Staying downtown Phoenix after a Chase Field renovation is the first choice of Arizona Diamondbacks ownership, but putting together a financing deal for up to $500 million in upgrades has proved to be elusive.
Diamondbacks President and CEO Derrick Hall has been pretty clear with his preference to pursue a Chase Field renovation and even offering to put up 75 percent of the expected $400-$500 million cost, but that offer has not generated a lot of enthusiasm among elected officials. But with the team’s lease ending in 2027, we’re hitting a deadline when the team looks to build a new ballpark else in the Valley if a Chase Field renovation doesn’t happen. From the Arizona Republic:
“We don’t have our hand out, but if you look at some of the other situations very similar to ours — like Milwaukee, Cleveland, Pittsburgh, Baltimore — in each case they are getting strong investments from the public, from a mixture of city/county/state, and we just aren’t,” Hall said. “Would I welcome that? Absolutely. I’m just still trying to weigh if there’s any help we can get from anybody, what that looks like, whether it’s in the form of land we can develop, or if it’s in the form of a monetary contribution that won’t even be close to what we’re willing to put in.”…
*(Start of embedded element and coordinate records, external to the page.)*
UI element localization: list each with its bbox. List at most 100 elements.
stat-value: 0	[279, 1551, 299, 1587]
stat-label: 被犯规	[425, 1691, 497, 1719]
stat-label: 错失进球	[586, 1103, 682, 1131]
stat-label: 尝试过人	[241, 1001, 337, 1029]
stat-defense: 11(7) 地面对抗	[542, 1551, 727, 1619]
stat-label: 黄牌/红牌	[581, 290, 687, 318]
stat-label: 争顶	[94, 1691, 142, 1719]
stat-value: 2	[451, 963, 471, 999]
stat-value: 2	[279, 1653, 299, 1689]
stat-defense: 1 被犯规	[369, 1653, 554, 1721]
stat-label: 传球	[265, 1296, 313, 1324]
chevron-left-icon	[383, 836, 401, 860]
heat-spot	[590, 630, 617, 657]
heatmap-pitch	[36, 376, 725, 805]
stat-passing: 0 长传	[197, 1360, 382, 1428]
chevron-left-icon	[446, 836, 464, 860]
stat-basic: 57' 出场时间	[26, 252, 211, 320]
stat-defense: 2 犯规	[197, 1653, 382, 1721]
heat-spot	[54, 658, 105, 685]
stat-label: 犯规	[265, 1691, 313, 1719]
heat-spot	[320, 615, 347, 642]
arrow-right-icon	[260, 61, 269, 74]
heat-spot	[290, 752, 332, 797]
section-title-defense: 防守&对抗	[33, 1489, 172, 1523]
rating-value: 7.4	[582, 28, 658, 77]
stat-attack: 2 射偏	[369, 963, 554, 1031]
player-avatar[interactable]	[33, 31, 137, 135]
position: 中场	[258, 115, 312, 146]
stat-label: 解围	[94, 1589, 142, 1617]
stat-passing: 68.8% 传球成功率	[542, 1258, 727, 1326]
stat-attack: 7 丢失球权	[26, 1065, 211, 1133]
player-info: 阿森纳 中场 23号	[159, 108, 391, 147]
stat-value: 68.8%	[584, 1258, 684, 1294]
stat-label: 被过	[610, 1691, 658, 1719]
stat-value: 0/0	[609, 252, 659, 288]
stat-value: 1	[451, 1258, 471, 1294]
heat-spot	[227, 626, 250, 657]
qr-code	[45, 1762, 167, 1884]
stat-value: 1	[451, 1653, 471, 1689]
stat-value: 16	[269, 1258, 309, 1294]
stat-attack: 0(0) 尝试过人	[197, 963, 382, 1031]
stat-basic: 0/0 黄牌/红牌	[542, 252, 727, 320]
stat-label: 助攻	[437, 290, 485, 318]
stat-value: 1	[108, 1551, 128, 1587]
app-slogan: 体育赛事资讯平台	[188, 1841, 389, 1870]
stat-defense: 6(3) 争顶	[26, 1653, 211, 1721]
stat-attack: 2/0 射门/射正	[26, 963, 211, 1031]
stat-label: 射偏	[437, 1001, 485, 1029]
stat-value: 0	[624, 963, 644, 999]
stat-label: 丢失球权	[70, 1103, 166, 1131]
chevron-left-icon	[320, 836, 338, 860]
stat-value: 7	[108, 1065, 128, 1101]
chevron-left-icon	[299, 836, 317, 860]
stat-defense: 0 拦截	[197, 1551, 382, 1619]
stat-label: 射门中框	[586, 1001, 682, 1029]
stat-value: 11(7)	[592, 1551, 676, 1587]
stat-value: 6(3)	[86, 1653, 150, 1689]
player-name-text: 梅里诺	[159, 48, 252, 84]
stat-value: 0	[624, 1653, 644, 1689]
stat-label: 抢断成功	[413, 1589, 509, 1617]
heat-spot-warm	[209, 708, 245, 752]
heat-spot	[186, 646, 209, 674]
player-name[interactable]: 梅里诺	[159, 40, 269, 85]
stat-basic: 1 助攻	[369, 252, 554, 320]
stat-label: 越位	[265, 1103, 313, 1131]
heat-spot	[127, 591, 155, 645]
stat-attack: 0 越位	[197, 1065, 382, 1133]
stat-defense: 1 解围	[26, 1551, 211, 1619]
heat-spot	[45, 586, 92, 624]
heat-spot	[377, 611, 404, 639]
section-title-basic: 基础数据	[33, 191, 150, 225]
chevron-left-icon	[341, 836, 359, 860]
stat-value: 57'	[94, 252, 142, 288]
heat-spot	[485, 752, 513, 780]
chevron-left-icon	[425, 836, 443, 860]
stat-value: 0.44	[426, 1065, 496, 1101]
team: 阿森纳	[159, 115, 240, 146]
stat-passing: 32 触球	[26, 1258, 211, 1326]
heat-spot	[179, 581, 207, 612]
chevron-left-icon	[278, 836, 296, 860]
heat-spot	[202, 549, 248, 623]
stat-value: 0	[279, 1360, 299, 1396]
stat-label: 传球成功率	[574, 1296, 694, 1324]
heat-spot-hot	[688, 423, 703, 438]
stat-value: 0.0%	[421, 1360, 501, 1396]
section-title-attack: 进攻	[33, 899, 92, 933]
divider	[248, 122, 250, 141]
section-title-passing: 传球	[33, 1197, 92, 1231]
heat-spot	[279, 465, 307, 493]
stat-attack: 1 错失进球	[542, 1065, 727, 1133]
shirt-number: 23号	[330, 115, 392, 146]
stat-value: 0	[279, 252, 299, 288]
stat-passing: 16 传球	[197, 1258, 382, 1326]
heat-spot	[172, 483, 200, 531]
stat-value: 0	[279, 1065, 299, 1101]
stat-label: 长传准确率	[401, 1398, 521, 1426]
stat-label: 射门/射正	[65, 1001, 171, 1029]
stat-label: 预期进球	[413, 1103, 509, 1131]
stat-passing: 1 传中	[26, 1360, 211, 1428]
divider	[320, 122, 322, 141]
Hall said he still wants to develop the area around Chase Field to make it a mixed-use “destination” year-round, and he said he hopes that gets done whether the Diamondbacks are involved or not.
There had been rumblings in the offseason about the D-Backs looking to created a mixed-use development around the ballpark and take advantage of the facility’s proximity to Footprint Center, and we expected some sort of decision to have been made this summer. Hall’s warning may spur some action, though it looks very unlikely the team would leave the Phoenix market.